The rough architecture I’m exploring is:
LAYER 1 — “Book Smart” System
- Core D&D 5e rules intelligence.
- PDFs uploaded into ChatGPT Projects.
- Project instructions designed specifically to communicate with those PDFs.
- Sourcebooks/modules/campaigns treated as PRIMARY AUTHORITY.
- AI must prioritize RAW before any inference or improvisation.
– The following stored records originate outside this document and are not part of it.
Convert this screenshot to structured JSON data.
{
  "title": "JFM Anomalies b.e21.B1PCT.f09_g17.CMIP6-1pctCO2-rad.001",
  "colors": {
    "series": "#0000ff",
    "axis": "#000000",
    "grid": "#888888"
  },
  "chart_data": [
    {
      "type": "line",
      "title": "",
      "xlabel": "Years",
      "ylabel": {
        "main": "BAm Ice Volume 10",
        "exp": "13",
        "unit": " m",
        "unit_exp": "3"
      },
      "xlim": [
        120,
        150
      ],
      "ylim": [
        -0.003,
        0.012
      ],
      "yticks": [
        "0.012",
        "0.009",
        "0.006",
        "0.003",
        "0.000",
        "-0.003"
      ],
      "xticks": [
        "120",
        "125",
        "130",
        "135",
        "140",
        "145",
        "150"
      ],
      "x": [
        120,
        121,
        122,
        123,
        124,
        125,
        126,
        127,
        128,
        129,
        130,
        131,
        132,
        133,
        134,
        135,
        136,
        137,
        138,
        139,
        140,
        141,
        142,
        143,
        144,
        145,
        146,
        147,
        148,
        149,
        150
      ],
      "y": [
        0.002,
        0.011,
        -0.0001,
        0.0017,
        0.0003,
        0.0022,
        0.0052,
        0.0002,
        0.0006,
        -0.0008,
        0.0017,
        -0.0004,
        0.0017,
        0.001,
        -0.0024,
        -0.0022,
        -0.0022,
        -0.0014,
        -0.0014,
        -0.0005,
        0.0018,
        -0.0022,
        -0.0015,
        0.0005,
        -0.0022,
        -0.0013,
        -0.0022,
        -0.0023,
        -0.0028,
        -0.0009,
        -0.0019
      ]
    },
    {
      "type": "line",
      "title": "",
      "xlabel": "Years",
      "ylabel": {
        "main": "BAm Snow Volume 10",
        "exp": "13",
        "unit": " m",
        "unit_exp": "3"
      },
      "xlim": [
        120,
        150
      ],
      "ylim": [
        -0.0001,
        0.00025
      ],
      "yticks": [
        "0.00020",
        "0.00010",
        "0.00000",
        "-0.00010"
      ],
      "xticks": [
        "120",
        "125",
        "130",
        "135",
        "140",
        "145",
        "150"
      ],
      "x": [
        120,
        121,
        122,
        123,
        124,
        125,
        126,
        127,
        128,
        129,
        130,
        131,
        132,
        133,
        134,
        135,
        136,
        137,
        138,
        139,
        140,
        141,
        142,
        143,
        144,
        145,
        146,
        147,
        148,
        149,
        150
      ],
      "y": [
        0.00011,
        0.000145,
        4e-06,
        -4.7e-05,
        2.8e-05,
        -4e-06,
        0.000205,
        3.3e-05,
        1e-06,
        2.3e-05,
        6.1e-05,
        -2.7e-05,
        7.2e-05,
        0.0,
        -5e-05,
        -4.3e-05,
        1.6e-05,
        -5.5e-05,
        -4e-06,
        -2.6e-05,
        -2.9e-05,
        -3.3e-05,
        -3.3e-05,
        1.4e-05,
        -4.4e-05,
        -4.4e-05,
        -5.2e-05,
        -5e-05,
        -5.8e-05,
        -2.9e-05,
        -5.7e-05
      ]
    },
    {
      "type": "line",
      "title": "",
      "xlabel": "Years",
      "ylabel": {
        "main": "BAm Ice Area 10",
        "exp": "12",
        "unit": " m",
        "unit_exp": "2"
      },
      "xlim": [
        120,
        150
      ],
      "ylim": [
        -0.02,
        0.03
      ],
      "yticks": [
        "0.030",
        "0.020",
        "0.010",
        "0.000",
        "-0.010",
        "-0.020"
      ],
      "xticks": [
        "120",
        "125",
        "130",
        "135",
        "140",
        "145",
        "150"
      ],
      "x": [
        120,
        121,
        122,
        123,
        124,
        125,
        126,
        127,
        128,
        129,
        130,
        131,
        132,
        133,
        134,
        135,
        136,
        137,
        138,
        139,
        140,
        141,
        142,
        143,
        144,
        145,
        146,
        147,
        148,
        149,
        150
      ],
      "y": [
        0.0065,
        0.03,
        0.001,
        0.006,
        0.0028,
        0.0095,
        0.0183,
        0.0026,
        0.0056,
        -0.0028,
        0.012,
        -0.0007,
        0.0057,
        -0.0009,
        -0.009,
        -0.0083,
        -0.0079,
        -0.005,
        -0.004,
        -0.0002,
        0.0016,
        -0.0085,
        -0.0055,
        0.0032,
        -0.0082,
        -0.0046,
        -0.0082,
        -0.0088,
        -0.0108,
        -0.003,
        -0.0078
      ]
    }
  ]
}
- AI should retrieve rules instead of hallucinating or relying on latent memory.
The goal is: The uploaded sourcebooks become the backbone cognition layer.
LAYER 2 — “Table Smart” System
- Community-derived 5e operational knowledge from 2014–2024 ONLY.
- No 5.5e content.
- Table heuristics.
- Encounter balancing realities.
- DM wisdom.
- emergent gameplay patterns.
- unofficial but battle-tested practices.
Basically: “what experienced tables actually discovered after a decade of play.”
LAYER 3 — Persona Runtime System
- DM personalities.
- player personalities.
- autonomous companions.
- behavioral sliders.
- dynamic personality synthesis instead of static presets.
- companions function like independent players rather than puppets.
LAYER 4 — Creativity Engine
- Attempts to compensate for creative flattening and safety homogenization in ChatGPT.
- Should allow tonal flexibility, experimental campaign structures, emergent storytelling styles, unconventional worldbuilding, etc.
- Goal is preventing the model from collapsing into generic assistant outputs.
The major issues I keep hitting:
- memory drift
- instruction degradation
- retrieval instability
- continuity collapse
- context poisoning
- overlapping systems
- document retrieval failure
- abstraction creep
- the model reverting back to “generic helpful assistant”
- giant prompts becoming unstable
At this point I’m trying to figure out:
- Is ChatGPT fundamentally the wrong tool for this?
- Is this actually an agent/orchestration problem?
- Would local models + RAG + vector DBs make more sense?
- Is there a standard architecture pattern for persistent simulation systems?
- Am I accidentally rebuilding existing tooling badly?
- At what point does this require actual software engineering rather than advanced prompting?
I’m a non-programmer currently, but I’m willing to learn if necessary.
What I’m looking for:
- architectural guidance
- framework recommendations
- retrieval/memory advice
- orchestration patterns
- persistence approaches
- anti-drift strategies
- long-context management
- agent system design advice
The D&D side is almost secondary now. The project became a stress test for long-term LLM continuity and modular cognition systems.